Once we got the diagnosis, things started to make sense. And yet the more I learned about autism, the more I saw that it presents differently in everyone affected. All of my preconceived notions regarding autism flew out the window. I used to hear people talking about a family with a child with ASD and I automatically assumed that family was sentenced to a lifelong hardship. I thought "That poor mother, I am so glad all of my children are healthy."
But now that the mother is me, and that is my son, and this is our family; this is what I want you to know: My child is not any less because he has autism, he is more. Our days and nights might be hard sometimes, but that doesn't mean I'm miserable or always tired. We don't shy away from our son's stims or obsessions, we embrace them and he amazes us everyday. We are not in denial and are not ashamed to talk about autism, it is a part of him and despite its challenges, a pretty amazing part of him.
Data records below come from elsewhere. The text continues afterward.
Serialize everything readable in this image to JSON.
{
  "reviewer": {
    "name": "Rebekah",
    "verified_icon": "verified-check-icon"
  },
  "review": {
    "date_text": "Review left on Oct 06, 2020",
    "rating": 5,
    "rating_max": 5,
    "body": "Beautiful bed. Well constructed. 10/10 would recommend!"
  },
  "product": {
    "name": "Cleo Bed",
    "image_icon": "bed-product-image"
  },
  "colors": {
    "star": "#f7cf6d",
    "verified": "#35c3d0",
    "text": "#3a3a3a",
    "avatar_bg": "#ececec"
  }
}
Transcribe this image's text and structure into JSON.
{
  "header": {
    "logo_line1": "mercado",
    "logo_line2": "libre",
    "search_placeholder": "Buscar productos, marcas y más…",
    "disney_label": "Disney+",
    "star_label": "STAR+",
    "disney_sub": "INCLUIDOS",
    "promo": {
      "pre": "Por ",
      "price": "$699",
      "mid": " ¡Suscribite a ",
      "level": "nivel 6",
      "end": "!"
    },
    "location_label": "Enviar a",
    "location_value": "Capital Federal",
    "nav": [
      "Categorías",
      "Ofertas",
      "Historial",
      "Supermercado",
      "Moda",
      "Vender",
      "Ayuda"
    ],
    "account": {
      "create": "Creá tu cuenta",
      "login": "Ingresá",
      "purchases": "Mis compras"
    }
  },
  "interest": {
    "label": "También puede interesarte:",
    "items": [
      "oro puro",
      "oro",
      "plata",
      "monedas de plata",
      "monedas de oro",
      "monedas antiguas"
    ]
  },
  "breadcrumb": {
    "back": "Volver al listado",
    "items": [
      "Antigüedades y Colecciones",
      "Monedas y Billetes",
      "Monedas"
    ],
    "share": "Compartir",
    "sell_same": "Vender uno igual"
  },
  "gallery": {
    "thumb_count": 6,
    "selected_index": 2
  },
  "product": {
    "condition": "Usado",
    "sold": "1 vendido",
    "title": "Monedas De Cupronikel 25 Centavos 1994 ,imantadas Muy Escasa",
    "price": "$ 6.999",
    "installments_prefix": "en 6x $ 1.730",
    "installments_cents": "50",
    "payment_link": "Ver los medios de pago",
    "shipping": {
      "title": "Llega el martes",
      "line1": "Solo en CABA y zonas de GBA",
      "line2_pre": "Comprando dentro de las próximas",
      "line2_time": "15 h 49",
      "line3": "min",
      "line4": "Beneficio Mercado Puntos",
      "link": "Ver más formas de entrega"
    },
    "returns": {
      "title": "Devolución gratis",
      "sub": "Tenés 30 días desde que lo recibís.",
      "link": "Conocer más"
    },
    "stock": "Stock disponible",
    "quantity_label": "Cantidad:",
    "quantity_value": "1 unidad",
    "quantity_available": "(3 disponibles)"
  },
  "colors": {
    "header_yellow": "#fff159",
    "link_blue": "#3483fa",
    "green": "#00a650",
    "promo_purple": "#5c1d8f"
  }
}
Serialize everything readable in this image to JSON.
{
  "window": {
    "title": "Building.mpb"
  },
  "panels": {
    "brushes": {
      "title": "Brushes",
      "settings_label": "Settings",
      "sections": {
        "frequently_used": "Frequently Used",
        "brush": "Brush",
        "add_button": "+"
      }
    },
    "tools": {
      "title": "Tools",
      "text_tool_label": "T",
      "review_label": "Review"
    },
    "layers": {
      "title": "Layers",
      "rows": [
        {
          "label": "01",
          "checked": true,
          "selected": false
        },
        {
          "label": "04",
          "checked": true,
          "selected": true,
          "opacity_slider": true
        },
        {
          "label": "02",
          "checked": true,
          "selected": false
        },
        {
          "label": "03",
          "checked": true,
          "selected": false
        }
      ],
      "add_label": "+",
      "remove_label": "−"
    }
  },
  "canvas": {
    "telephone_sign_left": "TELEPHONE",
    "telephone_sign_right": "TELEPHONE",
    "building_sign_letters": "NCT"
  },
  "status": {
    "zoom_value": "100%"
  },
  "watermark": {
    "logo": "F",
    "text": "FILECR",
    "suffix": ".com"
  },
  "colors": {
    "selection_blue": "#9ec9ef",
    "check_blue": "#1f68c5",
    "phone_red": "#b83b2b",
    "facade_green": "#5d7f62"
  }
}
Anyone who has been around Evan for a small amount of time would not even know he has autism, if we are having a good day. But make no mistake, years of intervention and therapy and hard work enable him to function as well as he does. After about an hour, it is obvious that Evan is different. Whether he is noticing a fly on the outside of the window from three rooms away and runs to talk to it or if he is rocking and chanting in the doctor's office to calm himself down; the differences are there. I used to shy away from these differences, but lately I see how much it helps him regulate to rock or jump in public. I would assume onlookers would rather he do that than lay on the floor screaming because he is overwhelmed by the fluorescent lights or the air conditioner humming. So he rocks and I smile and we go about our day.
While we were going through the process of getting a diagnosis, we happened to watch the movie Man of Steel. After watching the following scene, my husband and I looked at each other and we were thinking the exact same thing. Maybe this isn't a disorder we are dealing with. Maybe our son struggles so much because he has a gift and does not yet know how to reign it in. Maybe for Evan the world is just too big.
(Forgive the subtitles, it was the only clip I could find)
Imagine feeling too much, hearing too much, seeing too much, smelling too much every time you walk into a room. That is life on the spectrum. And as well as he does to cope with it everyday, there are days when all of it is just too much. And those are the days we power through.
But most days are full of deep pressure snuggles, tickles and a belly laugh that is out of this world, and pure joy when surrounded by the things he loves. He is far from Rain Man. He has autism and he is Superman.